Recapitulando, la lectura de Persona de Agüero aborda una serie de puntos en los que
es posible notar lo intrincado de los procesos de memoria frente a la violencia política. Por
un lado, se observa un ejemplo capital de cómo la producción literaria provee una vía de
elaboración del trauma personal y psicosocial frente a la onda expansiva que perpetúa los
hechos violentos mediante la vía estética tanto en el mundo subjetivo interno como en la
constatación de la insuficiencia de reparación en el dominio social. Esto incluye la presencia
del humor como uno de los modos disponibles de gestión de los contenidos perturbadores y
de visibilización del absurdo devenido en sentido común Además, el autor se refiere a la
complejidad de los esfuerzos de recuperación de contenido dada la insuficiencia de vestigios
materiales e inmateriales y el carácter fragmentario de los mismos. Esto se realiza sobre un
telón de fondo de incertidumbre y de extravío mayoritariamente inevitable de los restos
corporales o narrativos de los muertos, torturados y desaparecidos donde la recuperación
individualizada de los asideros locales de la violencia requiere no sólo un método para tratar
los fragmentos de las víctimas sino que además precisa relevar el elemento de la
responsabilidad individual del perpetrador dado que la violencia subjetiva, costo asumido por
las partes del conflicto y fuertemente criticado y resentido por Agüero, tiene sustancia
precisamente en los hechos específicos. El libro logra exponer distintos colores del duelo y
el trauma referido a hechos de crueldad motivados a hechos políticos, llamando la atención
respecto a las jerarquías de motivaciones que asume el ser humano y al examen minucioso
de la ética resultante, de las decisiones que finalmente se toman. El retrato del dolor es denso
y pone frente a nuestros rostros las consecuencias extendidas de tal forma de actuar, de
planificar la acción y de justificarla. La conciencia no ha de pesar sólo por la tortura ejercida
hace años, sino que por el desmedro persistente en el tiempo de distintas dimensiones de lo
humano en víctimas y deudos. La obra, así como el corpus de literatura asociado al conflicto,
resulta también, sin duda, un llamado de atención a todos quienes simpatizamos con los
proyectos de izquierda en Latinoamérica y que hemos validado en algún momento la vía
armada como proyecto político. Nos vemos obligados a definir mejor cuáles son los límites
de tal idea y también cuáles son los estándares éticos que podrían garantizar que los proyectos
revolucionarios mantengan su integridad y sean procesos sanadores en lugar de traumáticos,
tanto para las personas individuales como para las familias, las comunidades y las sociedades.
Es cierto, la historia no es gratuita. Los cambios sociales tienen costos. Escritos como
Persona llaman precisamente a cotizar esos costos a quienes sentimos indignación por la
violencia objetiva -y la subjetiva, por cierto- que diariamente ejerce la alianza entre capital
internacional y clase política sobre los pueblos que sostienen la producción y la vida en los
países de la región. Allí reside su carácter edificante.
Trabajos Citados

Agüero, José Carlos. Persona. Lima: Fondo de Cultura Económica, 2017.

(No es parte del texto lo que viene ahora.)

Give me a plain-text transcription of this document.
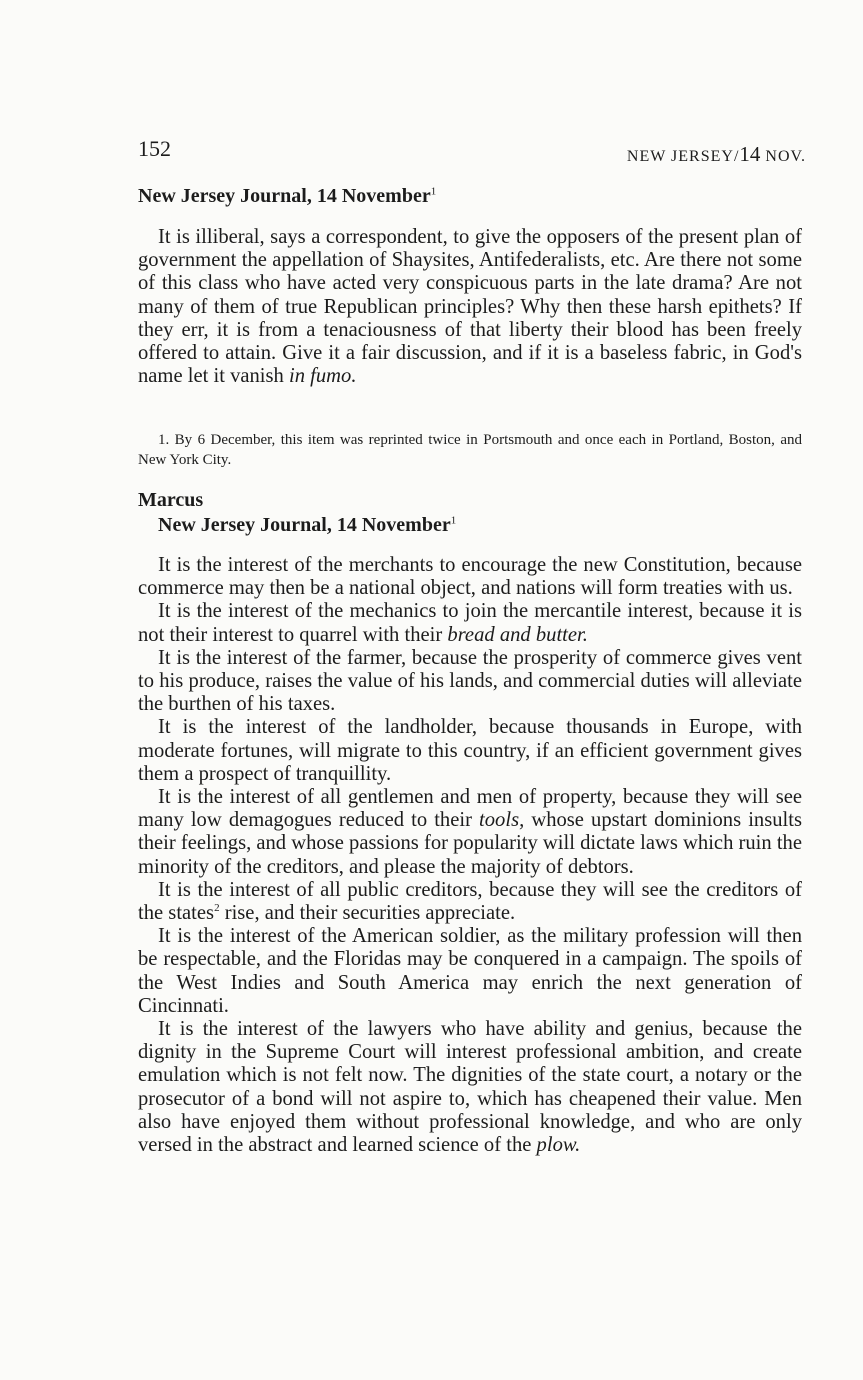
152	NEW JERSEY/14 NOV.
New Jersey Journal, 14 November$^1$

It is illiberal, says a correspondent, to give the opposers of the present plan of government the appellation of Shaysites, Antifederalists, etc. Are there not some of this class who have acted very conspicuous parts in the late drama? Are not many of them of true Republican principles? Why then these harsh epithets? If they err, it is from a tenaciousness of that liberty their blood has been freely offered to attain. Give it a fair discussion, and if it is a baseless fabric, in God's name let it vanish in fumo.

1. By 6 December, this item was reprinted twice in Portsmouth and once each in Portland, Boston, and New York City.
Marcus
New Jersey Journal, 14 November$^1$

It is the interest of the merchants to encourage the new Constitution, because commerce may then be a national object, and nations will form treaties with us.

It is the interest of the mechanics to join the mercantile interest, because it is not their interest to quarrel with their bread and butter.

It is the interest of the farmer, because the prosperity of commerce gives vent to his produce, raises the value of his lands, and commercial duties will alleviate the burthen of his taxes.

It is the interest of the landholder, because thousands in Europe, with moderate fortunes, will migrate to this country, if an efficient government gives them a prospect of tranquillity.

It is the interest of all gentlemen and men of property, because they will see many low demagogues reduced to their tools, whose upstart dominions insults their feelings, and whose passions for popularity will dictate laws which ruin the minority of the creditors, and please the majority of debtors.

It is the interest of all public creditors, because they will see the creditors of the states$^2$ rise, and their securities appreciate.

It is the interest of the American soldier, as the military profession will then be respectable, and the Floridas may be conquered in a campaign. The spoils of the West Indies and South America may enrich the next generation of Cincinnati.

It is the interest of the lawyers who have ability and genius, because the dignity in the Supreme Court will interest professional ambition, and create emulation which is not felt now. The dignities of the state court, a notary or the prosecutor of a bond will not aspire to, which has cheapened their value. Men also have enjoyed them without professional knowledge, and who are only versed in the abstract and learned science of the plow.
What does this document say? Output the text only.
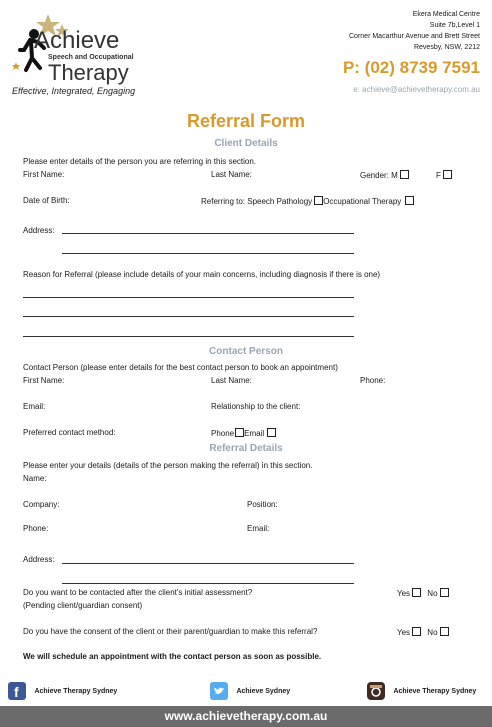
Achieve
Speech and Occupational
Therapy
Effective, Integrated, Engaging
Ekera Medical Centre
Suite 7b,Level 1
Corner Macarthur Avenue and Brett Street
Revesby, NSW, 2212
P: (02) 8739 7591
e: achieve@achievetherapy.com.au
Referral Form
Client Details
Please enter details of the person you are referring in this section.
First Name:	Last Name:	Gender: M	F
Date of Birth:	Referring to: Speech Pathology Occupational Therapy
Address:
Reason for Referral (please include details of your main concerns, including diagnosis if there is one)
Contact Person
Contact Person (please enter details for the best contact person to book an appointment)
First Name:	Last Name:	Phone:
Email:	Relationship to the client:
Preferred contact method:	Phone Email
Referral Details
Please enter your details (details of the person making the referral) in this section.
Name:
Company:	Position:
Phone:	Email:
Address:
Do you want to be contacted after the client's initial assessment?
(Pending client/guardian consent)
Yes No
Do you have the consent of the client or their parent/guardian to make this referral?	Yes No
We will schedule an appointment with the contact person as soon as possible.
f Achieve Therapy Sydney	Achieve Sydney	Achieve Therapy Sydney
www.achievetherapy.com.au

Burucúa, José Emilio y Nicolás Kwiatkowski. Cómo sucedieron estas cosas. Representar
masacres y genocidios. Buenos Aires: Katz, 2014.

de Vivanco, Lucero. “Tres veces muertos: narrativas para la justicia y la reparación de la


violencia simbólica en el Perú”. Revista Chilena de Literatura 97 (2018): 127-152.

Vich, Victor y Alexandra Hibbett. “La risa irónica de un cuerpo roto”. Juan Carlos Ubilluz,
Alexandra Hibbett y Víctor Vich. Contra el sueño de los justos: la literatura
peruana ante la violencia política. Lima: IEP, 2009.175-189.

Žižek, Slavoj. Sobre la violencia. Seis reflexiones marginales. Buenos Aires: Paidos, 2009.